First, petitioner’s attorney provided deficient performance. Counsel advised petitioner that he could not be convicted of assault with intent to commit  murder because the bullets entered the victim’s body below the waist. “The elements of assault with intent to commit murder are: (1) an assault, (2) with an  actual intent to kill, (3) which, if successful, would make the killing murder.” People v. Brown, 267 Mich. App. 141, 147, 703 N.W.2d 230, 236 (2005)  (quotations and footnote omitted). Thus, “in order to find a defendant guilty of this crime, it is necessary to find that there was an actual intent to kill.”  People v. Taylor, 422 Mich. 554, 567, 375 N.W.2d 1, 7 (1985) (citations omitted). Petitioner’s counsel advised him that because the victim was injured below  the waist, the prosecution could not establish the element of intent. Counsel was wrong. The nature of the victim’s wounds are not a dispositive  consideration in determining whether the accused possessed an intent to kill.

The court recounts this advice from counsel to the petitioner as if it were accepted.
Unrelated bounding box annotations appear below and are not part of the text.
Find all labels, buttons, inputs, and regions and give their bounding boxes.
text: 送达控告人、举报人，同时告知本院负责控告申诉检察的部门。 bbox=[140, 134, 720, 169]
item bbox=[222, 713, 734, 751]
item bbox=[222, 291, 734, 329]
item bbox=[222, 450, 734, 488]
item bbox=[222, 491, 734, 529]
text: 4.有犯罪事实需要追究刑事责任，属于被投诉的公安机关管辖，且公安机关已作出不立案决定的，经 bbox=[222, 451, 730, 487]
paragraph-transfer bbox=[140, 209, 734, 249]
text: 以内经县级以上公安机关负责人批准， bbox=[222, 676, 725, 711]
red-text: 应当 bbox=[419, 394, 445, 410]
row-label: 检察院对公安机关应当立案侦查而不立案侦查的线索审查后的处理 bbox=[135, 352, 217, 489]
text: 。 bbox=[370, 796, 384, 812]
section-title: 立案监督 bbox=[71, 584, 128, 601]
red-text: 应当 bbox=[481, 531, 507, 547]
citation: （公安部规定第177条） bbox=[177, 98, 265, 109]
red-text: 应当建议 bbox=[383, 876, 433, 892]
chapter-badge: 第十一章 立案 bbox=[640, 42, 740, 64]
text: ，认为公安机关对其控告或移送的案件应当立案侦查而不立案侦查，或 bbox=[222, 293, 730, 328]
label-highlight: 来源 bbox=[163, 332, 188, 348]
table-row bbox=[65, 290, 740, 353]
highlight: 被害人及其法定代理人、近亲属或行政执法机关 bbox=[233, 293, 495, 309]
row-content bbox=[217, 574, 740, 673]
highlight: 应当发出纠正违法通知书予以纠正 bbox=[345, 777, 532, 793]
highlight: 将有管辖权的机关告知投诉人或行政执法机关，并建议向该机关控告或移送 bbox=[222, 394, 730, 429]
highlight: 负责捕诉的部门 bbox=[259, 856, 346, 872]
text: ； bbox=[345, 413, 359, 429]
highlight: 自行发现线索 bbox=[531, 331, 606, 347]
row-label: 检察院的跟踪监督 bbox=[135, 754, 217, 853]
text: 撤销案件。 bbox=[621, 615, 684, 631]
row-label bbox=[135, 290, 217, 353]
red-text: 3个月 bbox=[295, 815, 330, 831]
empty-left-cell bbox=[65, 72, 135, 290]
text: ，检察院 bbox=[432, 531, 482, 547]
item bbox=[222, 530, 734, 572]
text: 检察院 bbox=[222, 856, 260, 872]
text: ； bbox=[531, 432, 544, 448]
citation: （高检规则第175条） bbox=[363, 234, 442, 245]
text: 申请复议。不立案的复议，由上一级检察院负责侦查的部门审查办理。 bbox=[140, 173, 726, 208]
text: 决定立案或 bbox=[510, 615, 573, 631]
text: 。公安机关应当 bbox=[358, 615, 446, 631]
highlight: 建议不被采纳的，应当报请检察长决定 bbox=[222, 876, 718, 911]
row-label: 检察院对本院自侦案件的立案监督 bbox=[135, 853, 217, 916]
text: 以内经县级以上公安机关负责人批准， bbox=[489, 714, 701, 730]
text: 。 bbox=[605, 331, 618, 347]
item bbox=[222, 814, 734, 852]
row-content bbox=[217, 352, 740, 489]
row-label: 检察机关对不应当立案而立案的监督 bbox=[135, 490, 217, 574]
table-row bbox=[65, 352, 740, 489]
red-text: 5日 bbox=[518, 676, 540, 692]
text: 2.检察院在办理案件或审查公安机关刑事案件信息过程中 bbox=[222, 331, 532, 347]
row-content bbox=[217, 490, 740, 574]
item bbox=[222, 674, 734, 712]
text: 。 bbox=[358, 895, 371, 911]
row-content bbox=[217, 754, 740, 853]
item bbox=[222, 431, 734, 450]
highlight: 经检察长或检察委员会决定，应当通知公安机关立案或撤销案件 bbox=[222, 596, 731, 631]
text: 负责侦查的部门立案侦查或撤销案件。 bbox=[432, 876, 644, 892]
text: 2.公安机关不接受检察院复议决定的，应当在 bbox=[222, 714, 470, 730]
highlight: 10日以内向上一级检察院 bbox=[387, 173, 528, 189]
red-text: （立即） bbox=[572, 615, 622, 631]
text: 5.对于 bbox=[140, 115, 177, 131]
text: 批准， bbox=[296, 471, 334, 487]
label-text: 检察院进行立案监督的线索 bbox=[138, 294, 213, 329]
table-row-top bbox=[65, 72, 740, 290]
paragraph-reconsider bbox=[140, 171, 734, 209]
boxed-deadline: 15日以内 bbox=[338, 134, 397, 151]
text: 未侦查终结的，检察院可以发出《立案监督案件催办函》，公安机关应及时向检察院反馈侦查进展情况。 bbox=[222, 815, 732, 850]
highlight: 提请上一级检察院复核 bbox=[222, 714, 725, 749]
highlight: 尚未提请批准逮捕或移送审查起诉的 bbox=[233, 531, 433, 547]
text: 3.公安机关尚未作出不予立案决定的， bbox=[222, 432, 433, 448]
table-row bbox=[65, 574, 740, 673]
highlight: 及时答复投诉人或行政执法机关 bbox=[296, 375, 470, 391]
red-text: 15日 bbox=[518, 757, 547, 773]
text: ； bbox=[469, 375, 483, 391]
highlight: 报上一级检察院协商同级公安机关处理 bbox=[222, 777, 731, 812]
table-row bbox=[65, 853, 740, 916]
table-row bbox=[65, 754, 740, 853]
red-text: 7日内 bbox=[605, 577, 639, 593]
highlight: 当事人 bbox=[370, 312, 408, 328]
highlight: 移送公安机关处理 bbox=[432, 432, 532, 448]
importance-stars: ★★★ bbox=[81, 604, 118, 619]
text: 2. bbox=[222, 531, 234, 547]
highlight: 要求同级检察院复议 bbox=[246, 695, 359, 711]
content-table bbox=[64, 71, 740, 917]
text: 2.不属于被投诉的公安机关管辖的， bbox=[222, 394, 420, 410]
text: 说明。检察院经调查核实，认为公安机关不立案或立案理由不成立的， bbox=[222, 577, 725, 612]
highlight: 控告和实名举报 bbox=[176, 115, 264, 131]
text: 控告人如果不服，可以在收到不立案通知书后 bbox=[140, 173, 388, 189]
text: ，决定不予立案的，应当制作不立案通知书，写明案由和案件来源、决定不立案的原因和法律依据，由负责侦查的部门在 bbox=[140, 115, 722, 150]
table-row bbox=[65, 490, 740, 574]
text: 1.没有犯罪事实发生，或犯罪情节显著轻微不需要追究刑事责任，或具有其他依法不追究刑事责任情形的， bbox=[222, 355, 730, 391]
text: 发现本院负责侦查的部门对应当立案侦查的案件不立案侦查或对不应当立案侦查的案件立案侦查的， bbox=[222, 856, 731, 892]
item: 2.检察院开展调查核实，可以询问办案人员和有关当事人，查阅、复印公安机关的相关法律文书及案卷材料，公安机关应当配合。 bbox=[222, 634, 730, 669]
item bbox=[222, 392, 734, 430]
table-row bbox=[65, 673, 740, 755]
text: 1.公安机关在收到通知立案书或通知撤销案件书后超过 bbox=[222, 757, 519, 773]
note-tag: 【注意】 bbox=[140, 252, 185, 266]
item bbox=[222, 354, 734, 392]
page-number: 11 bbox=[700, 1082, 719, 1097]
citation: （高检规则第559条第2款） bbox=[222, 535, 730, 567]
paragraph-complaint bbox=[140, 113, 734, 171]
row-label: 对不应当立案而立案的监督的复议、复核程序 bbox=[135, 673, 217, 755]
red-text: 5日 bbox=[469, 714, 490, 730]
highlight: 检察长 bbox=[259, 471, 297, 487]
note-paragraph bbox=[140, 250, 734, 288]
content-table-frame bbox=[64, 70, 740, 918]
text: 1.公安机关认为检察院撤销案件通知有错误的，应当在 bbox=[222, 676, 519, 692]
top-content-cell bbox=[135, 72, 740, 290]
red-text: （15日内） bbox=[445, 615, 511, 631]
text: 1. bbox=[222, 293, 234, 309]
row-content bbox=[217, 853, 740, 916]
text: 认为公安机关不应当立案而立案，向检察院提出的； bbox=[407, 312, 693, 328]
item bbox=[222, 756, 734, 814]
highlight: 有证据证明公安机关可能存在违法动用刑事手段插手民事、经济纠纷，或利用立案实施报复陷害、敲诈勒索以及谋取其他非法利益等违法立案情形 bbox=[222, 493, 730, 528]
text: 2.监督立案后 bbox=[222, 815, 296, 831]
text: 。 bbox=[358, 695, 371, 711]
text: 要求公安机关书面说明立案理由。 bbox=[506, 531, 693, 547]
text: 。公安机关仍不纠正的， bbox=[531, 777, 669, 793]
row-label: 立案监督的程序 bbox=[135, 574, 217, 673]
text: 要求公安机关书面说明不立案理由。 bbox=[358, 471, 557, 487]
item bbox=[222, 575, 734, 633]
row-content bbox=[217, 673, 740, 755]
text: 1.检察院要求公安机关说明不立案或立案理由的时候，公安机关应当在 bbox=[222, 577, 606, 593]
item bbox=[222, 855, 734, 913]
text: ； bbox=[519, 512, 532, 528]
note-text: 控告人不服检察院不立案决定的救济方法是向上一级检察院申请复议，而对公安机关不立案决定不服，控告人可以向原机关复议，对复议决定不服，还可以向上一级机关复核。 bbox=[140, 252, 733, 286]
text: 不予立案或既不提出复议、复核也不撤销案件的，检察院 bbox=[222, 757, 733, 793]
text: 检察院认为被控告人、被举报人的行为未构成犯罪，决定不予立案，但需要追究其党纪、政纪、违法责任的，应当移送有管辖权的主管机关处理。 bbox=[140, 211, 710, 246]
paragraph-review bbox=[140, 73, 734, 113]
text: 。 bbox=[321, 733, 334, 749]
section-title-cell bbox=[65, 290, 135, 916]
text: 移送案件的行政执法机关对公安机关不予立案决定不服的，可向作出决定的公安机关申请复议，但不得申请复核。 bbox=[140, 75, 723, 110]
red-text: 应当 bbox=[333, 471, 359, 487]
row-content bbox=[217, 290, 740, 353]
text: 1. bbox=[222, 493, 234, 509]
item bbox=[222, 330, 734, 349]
The Michigan Court of Appeals decision does not describe the testimony presented, but whether it was by way of an affidavit signed by trial counsel or live testimony from him, it is clear that no court would simply have accepted petitioner’s word that this is what his lawyer advised him. The 6th circuit goes on to find that this was deficient performance and then, relying on Padilla v. Kentucky, finds that this did indeed prejudice the petitioner because it caused him to reject a great offer from the State:

The Strickland framework for evaluating counsel ineffectiveness applies to advice regarding whether to plead guilty. Padilla v. Kentucky, — S. Ct. —-, 2010  WL 1222274 (2010); Hill v. Lockhart, 474 U.S. 52, 58-59 (1985). The deficiency portion of the test remains unchanged. Instead of focusing on the fairness of  the trial, the prejudice component “focuses on whether counsel’s constitutionally ineffective performance affected the outcome of the plea process.” Id. at  59. If petitioner pleaded guilty, then petitioner “must show that there is a reasonable probability that, but for counsel’s errors, he would not have pleaded  guilty and would have insisted on going to trial.” Id. If petitioner chooses to reject a plea offer, on the other hand, he must show a “reasonable probability  that, but for his counsel’s erroneous advice . . . he would have accepted the state’s plea offer.” Magana v. Hofbauer, 263 F.3d 542, 551 (6th Cir. 2001).

Clearly, a defendant who is erroneously advised by his lawyer that he should reject the offer because the State cannot prove the elements of the crime against him is prejudiced when in fact they can and do. The petitioner’s conviction is vacated and the matter remanded to the trial court with directions that he be given the opportunity to accept the offer anew – basic contract principles and Santobello v. New York reasoning.

But the lesson here is that this Constitutional violation would not have been remedied were it not for trial counsel stepping up to the plate and admitting his mistake (yes, technically I’m assuming this occurred, but realistically I see no other way for it to have happened). In the end, that should always be our goal: to assist our clients in any way possible and to remedy any constitutional violation that occurs due to our mishandling of a case.

After all, we don’t spend the decades in prison. Our clients do. They deserve our honesty.